The impact of the “below-specification concrete” was assessed using a structural model of the building, to test the seismic resilience of the A&E building. Arup’s assessment highlighted that remedial measures were required to address performance under seismic conditions.

Before the summer recess, when answering parliamentary questions from the Opposition benches, Prime Minister Joseph Muscat confirmed that he had had a meeting with Swedish Prime Minister Stefan Lofven over a possible settlement with the hospital’s contractors, Sweden’s Skanska.
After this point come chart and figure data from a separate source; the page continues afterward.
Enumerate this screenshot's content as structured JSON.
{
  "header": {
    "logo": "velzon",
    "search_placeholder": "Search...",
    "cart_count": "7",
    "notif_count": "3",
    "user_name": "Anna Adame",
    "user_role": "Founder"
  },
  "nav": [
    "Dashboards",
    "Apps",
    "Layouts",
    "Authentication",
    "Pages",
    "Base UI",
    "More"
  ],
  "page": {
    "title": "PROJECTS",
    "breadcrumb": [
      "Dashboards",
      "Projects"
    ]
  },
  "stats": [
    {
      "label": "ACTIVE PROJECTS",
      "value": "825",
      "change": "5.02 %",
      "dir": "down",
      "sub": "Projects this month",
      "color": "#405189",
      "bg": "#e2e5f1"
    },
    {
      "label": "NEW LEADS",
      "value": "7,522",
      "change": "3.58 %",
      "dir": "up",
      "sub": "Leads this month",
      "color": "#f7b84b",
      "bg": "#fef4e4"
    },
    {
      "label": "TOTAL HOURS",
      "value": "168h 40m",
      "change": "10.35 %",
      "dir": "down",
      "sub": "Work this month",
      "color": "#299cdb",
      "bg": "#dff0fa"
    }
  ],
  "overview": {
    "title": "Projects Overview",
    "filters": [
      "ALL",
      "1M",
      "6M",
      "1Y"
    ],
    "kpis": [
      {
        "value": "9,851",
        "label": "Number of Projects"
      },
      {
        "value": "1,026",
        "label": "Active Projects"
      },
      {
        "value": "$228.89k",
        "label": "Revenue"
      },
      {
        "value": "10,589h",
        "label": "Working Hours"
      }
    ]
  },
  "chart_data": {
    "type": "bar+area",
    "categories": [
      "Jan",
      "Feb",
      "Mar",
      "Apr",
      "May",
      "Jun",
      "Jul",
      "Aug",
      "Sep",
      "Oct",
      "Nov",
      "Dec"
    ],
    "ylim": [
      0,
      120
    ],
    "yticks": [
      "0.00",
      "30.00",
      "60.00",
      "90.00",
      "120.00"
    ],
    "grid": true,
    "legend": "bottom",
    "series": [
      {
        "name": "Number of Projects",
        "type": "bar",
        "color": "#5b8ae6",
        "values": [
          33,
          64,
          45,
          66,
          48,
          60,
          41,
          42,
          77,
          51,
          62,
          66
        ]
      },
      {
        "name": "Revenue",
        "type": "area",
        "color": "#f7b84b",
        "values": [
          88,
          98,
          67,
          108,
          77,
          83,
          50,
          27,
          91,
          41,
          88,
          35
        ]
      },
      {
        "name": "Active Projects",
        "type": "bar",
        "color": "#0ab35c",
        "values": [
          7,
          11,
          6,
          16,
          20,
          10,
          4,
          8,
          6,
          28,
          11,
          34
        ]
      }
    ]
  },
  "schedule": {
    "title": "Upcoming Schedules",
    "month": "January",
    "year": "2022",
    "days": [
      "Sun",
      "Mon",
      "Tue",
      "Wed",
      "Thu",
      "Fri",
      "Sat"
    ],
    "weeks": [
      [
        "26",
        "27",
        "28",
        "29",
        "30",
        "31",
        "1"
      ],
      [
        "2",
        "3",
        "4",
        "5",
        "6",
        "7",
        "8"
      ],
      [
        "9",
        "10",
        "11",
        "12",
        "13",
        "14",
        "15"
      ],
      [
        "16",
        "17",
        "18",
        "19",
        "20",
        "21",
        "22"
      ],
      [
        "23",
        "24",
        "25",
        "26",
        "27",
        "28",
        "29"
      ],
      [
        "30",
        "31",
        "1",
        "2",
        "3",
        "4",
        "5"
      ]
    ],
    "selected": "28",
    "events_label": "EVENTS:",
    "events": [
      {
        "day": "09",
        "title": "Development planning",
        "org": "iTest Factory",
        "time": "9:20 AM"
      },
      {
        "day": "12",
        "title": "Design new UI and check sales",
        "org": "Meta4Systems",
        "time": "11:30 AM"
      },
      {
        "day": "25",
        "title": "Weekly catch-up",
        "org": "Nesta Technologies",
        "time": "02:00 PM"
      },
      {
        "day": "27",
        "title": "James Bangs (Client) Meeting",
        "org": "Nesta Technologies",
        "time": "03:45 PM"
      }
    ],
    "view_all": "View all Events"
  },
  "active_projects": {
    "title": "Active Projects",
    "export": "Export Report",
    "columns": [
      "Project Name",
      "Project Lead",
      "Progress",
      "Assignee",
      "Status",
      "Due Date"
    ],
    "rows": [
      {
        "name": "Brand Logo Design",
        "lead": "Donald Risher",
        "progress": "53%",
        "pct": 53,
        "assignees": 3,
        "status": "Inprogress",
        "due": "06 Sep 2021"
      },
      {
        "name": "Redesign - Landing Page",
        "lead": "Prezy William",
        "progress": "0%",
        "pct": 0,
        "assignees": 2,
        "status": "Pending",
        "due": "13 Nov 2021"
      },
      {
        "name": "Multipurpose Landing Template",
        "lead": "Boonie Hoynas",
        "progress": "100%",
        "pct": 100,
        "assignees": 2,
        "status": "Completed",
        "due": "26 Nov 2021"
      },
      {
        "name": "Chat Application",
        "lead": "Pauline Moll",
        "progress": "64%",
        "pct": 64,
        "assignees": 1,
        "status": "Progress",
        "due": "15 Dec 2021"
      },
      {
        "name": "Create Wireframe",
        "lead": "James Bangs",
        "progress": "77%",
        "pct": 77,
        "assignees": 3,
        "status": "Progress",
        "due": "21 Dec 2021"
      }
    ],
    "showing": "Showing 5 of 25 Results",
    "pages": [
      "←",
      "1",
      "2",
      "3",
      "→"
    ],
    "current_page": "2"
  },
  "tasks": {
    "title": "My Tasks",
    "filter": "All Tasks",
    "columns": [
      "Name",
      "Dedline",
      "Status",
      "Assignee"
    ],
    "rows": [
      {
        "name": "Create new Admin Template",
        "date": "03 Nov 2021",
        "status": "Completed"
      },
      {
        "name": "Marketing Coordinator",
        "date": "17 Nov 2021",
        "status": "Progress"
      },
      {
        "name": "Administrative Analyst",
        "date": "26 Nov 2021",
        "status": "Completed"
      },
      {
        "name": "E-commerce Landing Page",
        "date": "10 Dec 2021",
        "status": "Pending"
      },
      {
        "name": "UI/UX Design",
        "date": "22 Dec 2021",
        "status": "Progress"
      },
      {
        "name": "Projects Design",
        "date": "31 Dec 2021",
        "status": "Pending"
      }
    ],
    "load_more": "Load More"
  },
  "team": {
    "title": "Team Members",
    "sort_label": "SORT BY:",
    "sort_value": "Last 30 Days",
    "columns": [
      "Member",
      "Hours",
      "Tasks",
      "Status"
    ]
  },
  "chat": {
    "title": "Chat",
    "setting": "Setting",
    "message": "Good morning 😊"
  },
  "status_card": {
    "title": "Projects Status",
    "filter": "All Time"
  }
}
 “It is going to be an uphill struggle, but we are going to fight this case all the way,” Muscat pledged, adding that a freshly-called investigation into the inferior concrete is concluding its findings.

At the time Opposition deputy leader Beppe Fenech Adami questioned whether the government’s legal action and the police investigations mean that their harsh criticism of the waiver that the Foundation for Medical Services had conceded to Skanska was nothing but “propaganda”.

The Nationalist party’s other deputy leader, Mario de Marco had also argued that legal firm Camilleri Preziosi had advised the FMS back in 2009 that the waiver doesn’t absolve Skanska of responsibility with regard to defects in the hospital structure.

Konrad Mizzi had said he had taken this up with representatives of the law firm, insisting that the waiver was “unnecessary”.

“The reality is that the hospital cost us €700 million, three times as much as an acute hospital of that size costs across Europe. Not only did we pay in excess for it, but we paid for faulty material,” Mizzi said.